Educational Technology, Motivation, and Streaks

Inside Duolingo, we have a saying: The hardest part about learning a new language is staying motivated. I didn’t appreciate this aspect of effective educational technology before I started working here. The best educational software will not only have great content: It will have mechanisms that help learners stay motivated to keep learning.

Streaks are one of the most important mechanisms that Duolingo uses to keep people motivated. Streaks encourage people to do an activity a little bit every day by counting the number of consecutive days you’ve done something you care about (spent time studying a language, got some exercise, wrote in your journal, etc). Skipped a day? Your streak counter resets.

While tons of apps use streaks, Duolingo adds one twist that, as far as I know, is unique: The streak freeze. As you use the app, you earn the ability to buy streak freezes. Each streak freeze protects your streak for one full day of inactivity. Imagine: You’ve been studying Spanish dutifully every morning before breakfast for a month. But then one day you wake up feeling a little sick, sleep in a bit to recover… and since your routine was disrupted, you forget to practice Spanish that day. Most apps will say that you broke your 30-day streak, and the streak counter will reset the next time you practice. With Duolingo, though, if you had a streak freeze active for your account, your sick day would use up that streak freeze but your streak continues.

Streak freezes dramatically increase the length of the streak you can build. Suppose you’ve got a 99% success rate at remembering to practice on Duolingo each day. Without streak freezes, you could expect your streaks to average around 100 days before they get broken. Impressive, yes! However, if you keep your account equipped with two streak freezes, you have to miss three days in a row to break your streak. With just a little bit of care, you can keep that streak going indefinitely. (If you didn’t take care and let chance dictate your streak length: that same 1% chance of forgetting gave you 100-day streaks in a world with no streak freezes. With streak freezes, left entirely to chance, you could expect your streak to last almost 30 years.)

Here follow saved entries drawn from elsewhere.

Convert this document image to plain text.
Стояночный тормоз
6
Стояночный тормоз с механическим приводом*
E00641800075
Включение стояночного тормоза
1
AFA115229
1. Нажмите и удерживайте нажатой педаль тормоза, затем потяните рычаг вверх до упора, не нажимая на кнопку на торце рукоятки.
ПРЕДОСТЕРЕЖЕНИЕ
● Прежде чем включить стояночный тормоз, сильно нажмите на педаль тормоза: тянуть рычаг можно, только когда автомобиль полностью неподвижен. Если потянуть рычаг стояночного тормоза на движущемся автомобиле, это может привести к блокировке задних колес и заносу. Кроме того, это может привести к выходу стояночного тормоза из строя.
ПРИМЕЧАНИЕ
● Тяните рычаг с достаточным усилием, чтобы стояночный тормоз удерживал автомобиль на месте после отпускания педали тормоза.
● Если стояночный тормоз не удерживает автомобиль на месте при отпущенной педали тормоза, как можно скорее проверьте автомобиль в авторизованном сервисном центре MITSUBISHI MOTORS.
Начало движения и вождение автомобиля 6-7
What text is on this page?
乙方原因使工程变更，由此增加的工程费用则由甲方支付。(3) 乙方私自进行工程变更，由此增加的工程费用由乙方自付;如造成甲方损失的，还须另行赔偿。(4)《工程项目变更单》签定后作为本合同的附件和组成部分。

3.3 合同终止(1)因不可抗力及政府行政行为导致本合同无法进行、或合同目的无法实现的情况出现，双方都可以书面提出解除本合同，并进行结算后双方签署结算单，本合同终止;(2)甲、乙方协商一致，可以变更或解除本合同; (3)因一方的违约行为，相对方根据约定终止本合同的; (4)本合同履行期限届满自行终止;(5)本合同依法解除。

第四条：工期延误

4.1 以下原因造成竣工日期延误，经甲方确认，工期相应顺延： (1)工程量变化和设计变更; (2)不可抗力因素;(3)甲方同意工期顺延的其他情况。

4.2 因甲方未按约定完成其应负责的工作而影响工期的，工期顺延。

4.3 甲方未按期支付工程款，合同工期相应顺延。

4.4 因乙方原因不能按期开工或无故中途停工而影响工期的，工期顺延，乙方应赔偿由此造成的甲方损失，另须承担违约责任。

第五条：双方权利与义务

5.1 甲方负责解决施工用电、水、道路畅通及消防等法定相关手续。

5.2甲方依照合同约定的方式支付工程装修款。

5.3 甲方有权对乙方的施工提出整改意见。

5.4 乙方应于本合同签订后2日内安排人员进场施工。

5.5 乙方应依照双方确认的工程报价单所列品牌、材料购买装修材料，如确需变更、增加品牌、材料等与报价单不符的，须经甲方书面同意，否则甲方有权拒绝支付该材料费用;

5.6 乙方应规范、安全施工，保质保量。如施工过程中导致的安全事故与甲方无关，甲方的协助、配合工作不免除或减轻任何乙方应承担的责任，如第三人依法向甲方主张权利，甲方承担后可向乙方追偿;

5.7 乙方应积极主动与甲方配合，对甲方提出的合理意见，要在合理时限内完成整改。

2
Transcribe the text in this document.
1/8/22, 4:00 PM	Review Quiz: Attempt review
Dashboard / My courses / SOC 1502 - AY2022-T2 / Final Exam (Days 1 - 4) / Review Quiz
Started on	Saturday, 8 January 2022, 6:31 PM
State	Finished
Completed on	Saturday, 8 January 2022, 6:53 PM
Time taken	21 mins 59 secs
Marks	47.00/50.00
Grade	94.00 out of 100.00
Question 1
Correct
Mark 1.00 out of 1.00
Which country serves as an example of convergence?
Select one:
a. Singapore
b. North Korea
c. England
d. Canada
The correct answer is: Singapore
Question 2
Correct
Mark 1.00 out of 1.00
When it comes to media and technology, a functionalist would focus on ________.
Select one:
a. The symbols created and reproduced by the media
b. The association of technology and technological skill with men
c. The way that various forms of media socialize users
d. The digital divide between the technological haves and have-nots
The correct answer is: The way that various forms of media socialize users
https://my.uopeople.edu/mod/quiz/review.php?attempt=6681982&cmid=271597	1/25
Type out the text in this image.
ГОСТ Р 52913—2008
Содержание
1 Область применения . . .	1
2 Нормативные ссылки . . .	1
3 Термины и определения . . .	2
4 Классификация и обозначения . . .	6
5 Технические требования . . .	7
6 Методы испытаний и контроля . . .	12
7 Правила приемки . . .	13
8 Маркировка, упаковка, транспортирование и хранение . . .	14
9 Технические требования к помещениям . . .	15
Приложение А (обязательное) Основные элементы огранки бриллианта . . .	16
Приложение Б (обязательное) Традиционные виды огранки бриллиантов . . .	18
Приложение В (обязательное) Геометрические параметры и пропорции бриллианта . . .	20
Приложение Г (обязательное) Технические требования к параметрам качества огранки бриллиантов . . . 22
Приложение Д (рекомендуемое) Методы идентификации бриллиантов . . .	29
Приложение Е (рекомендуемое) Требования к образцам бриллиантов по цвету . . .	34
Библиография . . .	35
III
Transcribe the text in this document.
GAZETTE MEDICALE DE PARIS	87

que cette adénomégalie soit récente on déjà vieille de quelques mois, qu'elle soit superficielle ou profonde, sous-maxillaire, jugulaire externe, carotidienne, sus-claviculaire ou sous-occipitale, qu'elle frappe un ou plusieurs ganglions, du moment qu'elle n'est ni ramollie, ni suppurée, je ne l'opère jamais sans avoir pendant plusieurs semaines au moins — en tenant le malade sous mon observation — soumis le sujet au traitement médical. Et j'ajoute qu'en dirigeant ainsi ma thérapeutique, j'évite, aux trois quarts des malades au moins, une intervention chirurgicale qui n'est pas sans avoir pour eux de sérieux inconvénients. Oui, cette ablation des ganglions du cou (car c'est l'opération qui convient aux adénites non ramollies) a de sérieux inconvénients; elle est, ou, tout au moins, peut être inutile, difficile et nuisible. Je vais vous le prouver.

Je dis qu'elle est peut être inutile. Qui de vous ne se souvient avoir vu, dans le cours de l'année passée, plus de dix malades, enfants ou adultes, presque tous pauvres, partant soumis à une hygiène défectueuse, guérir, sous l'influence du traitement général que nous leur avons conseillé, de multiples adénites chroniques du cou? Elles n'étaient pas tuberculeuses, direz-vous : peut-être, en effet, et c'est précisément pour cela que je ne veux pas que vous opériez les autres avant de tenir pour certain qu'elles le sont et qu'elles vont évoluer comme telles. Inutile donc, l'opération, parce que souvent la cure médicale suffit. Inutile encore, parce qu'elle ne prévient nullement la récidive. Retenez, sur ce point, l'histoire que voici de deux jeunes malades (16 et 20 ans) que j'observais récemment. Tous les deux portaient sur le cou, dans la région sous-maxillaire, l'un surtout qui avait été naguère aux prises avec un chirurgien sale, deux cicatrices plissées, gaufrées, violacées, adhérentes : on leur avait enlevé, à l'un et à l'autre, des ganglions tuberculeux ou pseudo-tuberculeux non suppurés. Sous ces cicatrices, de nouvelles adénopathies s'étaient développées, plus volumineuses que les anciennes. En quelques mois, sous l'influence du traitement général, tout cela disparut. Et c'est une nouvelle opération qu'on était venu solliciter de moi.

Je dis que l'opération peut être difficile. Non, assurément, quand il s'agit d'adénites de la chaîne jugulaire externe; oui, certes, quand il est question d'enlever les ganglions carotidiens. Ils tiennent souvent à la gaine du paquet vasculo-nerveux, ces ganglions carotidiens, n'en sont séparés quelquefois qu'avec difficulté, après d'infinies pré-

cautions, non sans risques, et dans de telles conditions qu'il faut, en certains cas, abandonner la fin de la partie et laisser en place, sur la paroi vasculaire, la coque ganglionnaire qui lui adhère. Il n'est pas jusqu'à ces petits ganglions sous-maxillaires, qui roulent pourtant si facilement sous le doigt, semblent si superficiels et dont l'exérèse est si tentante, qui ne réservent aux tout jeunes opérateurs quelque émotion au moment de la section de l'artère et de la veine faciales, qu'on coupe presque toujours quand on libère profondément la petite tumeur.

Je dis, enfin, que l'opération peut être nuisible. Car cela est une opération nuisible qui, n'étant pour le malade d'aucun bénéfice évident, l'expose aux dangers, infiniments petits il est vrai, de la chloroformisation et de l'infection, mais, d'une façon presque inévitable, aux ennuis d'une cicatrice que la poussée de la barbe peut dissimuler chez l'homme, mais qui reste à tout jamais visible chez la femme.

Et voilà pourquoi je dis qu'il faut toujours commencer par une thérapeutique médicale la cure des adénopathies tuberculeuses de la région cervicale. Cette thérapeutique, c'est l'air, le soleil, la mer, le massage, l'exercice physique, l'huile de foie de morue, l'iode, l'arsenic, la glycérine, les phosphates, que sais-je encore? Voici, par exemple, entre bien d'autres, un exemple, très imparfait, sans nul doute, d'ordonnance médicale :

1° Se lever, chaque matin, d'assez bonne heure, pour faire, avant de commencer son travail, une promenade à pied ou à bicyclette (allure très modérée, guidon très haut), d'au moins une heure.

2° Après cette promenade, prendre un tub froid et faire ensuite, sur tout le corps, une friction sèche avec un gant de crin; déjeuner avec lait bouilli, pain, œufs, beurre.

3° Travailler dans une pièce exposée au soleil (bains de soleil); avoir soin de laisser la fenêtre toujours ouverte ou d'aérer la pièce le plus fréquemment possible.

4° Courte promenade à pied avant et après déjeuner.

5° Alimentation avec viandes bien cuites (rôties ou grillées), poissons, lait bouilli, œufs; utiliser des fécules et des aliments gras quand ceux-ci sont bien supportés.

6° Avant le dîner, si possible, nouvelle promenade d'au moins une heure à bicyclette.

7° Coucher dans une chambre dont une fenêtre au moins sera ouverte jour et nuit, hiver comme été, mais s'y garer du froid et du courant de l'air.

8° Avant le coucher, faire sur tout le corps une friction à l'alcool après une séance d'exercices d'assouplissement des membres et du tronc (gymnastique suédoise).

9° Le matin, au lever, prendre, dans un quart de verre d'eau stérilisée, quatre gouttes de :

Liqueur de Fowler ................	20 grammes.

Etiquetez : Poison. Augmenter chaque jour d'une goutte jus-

Longer streak lengths tap into two motivation centers in learner’s brains.

  1. Loss aversion It just hurts so much to lose something you “own.” If you have a long streak you’ll want to keep it. Each day your streak gets longer, your brain realizes it gets harder to replace if it breaks… so you care that much more about keeping it going.
  2. Identity At some point, after practicing a language and caring for a long streak, it stops being something you do and starts being part of who you are. “I’m a person who practices languages at least a little every day.” As Angela Duckworth writes in Grit, once you make an activity part of your sense of identity it makes it much easier to stick with it because your brain stops doing cost-benefit calculations.

I’m not surprised that so many apps try to use streaks as a motivational tool — it’s a simple concept that’s simple to implement in almost any program. Streak freezes, on the other hand, require much more design and programming work.